Spoilers ahead for the Fire & Blood book and House of the Dragon Episode 8. If you’ve been keeping up with House of the Dragon on HBO, you’ve probably been wondering when King Viserys would die. Not because you hate the guy (he’s actually OK, as far as Game of Thrones characters go), but because the event was always bound to kick off some pretty pivotal drama. Specifically, in the book, Viserys’ death catalyzes the Dance of the Dragons — the civil war over who will succeed him on the Iron Throne.
Finally, during Episode 8, Viserys died on House of the Dragon — and as director Geeta Patel confirmed to Entertainment Weekly, it’s a done deal. “I think the last scene of this episode was always a litmus test,” she said. “Every time we’d watch or think it through, when we got to that last scene, did we feel what we wanted to feel there? Did we feel the loss?

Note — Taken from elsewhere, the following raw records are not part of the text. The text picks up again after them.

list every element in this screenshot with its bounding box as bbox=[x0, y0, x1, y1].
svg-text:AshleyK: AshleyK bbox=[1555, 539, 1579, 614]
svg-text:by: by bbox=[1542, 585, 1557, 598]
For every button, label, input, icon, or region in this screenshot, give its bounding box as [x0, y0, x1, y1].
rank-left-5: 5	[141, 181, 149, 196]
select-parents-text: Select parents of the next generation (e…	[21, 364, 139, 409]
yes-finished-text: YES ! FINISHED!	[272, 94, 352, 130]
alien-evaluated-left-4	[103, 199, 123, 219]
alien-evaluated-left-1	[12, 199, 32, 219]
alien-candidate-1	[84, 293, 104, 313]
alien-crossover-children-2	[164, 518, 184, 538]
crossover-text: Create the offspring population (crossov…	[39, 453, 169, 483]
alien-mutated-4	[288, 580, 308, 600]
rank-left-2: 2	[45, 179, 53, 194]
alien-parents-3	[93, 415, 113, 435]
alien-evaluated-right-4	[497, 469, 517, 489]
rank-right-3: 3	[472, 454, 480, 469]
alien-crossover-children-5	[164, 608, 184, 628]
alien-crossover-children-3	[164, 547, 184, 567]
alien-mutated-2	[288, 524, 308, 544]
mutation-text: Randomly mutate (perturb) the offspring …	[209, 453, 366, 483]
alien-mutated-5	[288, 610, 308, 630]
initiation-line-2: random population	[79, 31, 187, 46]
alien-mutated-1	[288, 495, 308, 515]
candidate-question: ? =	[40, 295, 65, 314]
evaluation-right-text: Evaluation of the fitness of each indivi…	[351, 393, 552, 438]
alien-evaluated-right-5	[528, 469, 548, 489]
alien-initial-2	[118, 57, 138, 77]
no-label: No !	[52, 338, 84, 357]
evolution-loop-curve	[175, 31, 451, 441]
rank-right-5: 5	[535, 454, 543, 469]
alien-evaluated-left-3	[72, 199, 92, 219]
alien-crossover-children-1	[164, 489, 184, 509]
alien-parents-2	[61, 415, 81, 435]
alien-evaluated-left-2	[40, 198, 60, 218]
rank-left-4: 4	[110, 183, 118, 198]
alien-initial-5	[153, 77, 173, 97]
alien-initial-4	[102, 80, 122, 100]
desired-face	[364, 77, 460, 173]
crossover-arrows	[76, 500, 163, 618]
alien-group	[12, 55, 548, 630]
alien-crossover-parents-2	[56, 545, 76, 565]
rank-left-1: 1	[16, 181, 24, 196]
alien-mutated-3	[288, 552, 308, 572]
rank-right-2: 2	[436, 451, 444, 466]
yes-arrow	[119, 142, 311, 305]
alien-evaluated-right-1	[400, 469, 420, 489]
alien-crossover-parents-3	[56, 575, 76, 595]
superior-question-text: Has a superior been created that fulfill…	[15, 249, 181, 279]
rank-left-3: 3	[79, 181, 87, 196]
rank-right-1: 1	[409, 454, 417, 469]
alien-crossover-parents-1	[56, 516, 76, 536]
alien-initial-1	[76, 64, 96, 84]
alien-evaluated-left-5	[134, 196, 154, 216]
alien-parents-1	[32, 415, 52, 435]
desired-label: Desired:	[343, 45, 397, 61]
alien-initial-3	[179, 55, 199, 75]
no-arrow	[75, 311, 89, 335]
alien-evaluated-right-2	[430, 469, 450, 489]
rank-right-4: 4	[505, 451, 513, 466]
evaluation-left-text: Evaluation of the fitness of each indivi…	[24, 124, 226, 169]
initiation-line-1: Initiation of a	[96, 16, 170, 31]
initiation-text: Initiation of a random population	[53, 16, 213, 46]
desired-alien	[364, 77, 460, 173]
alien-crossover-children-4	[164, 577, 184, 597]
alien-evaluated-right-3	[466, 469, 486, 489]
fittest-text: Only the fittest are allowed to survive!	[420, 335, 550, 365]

Did we feel that Viserys has told his story? Did we feel that he loved his wife who passed away? Did he love Alicent? Did he love Rhaenyra? Did he regret anything? All the complicated layers of Viserys, did we feel it for better or worse?”
Now that you’ve seen it happen on screen, you may be wondering: what does Viserys’ death look like on the page? The king dies in 129 AC, at the age of 52 years old, by which point he was just about “elderly,” Inverse pointed out, due to the Targaryens’ average lifespan. The cause of death? Surprisingly, he simply dies in his sleep. According to Screen Rant, he does injure himself on the Iron Throne, like Viserys did on House of the Dragon, but that happens later in his life.
By contrast, House of the Dragon made Viserys’ death much more of a drawn-out event that loomed over the entire storyline (which, to be fair, does make for good TV). There were plenty of clues that Viserys was nearing his end, too — like Episode 6, for example, where a very fatigued Viserys was particularly preoccupied with a rat, an apparent symbol of his own inner decay.
As he watched the rodent scurry around, an off-screen monologue from Larys drove home the point: “What are children but a weakness? A folly? A futility? Through them, you imagine you cheat the great darkness of its victim. You will persist forever, in some form or another, as if they will keep you from the dust.”
Paddy Considine, who played the king, revealed on Entertainment Weekly’s West of Westeros podcast in September that Viserys’ illness was “a form of leprosy,” and suggested that the onscreen version of his character was a younger man facing death — not a wizened leader reaching the natural end.
“His like, body is deteriorating, his bones are deteriorating,” Considine explained during the Sept. 11 episode. “So he’s not actually old. He’s still a young man in there ... he’s just unfortunately got this thing that’s kind of taken over his body. And it becomes a metaphor for being king, and the stress and strain that it puts on you, you know? What it does to you physically, what it does to you mentally.”
So in the end, Viserys’ death wasn’t too different from what happened in Fire & Blood. Of course, if you’re into the business of fan theories, you know that this wasn’t always a given. In fact, as Esquire pointed out earlier this season, there were several other theories about how and when Viserys might die on the show — including a dragon killing him with fire, or tetanus caused by the Iron Throne.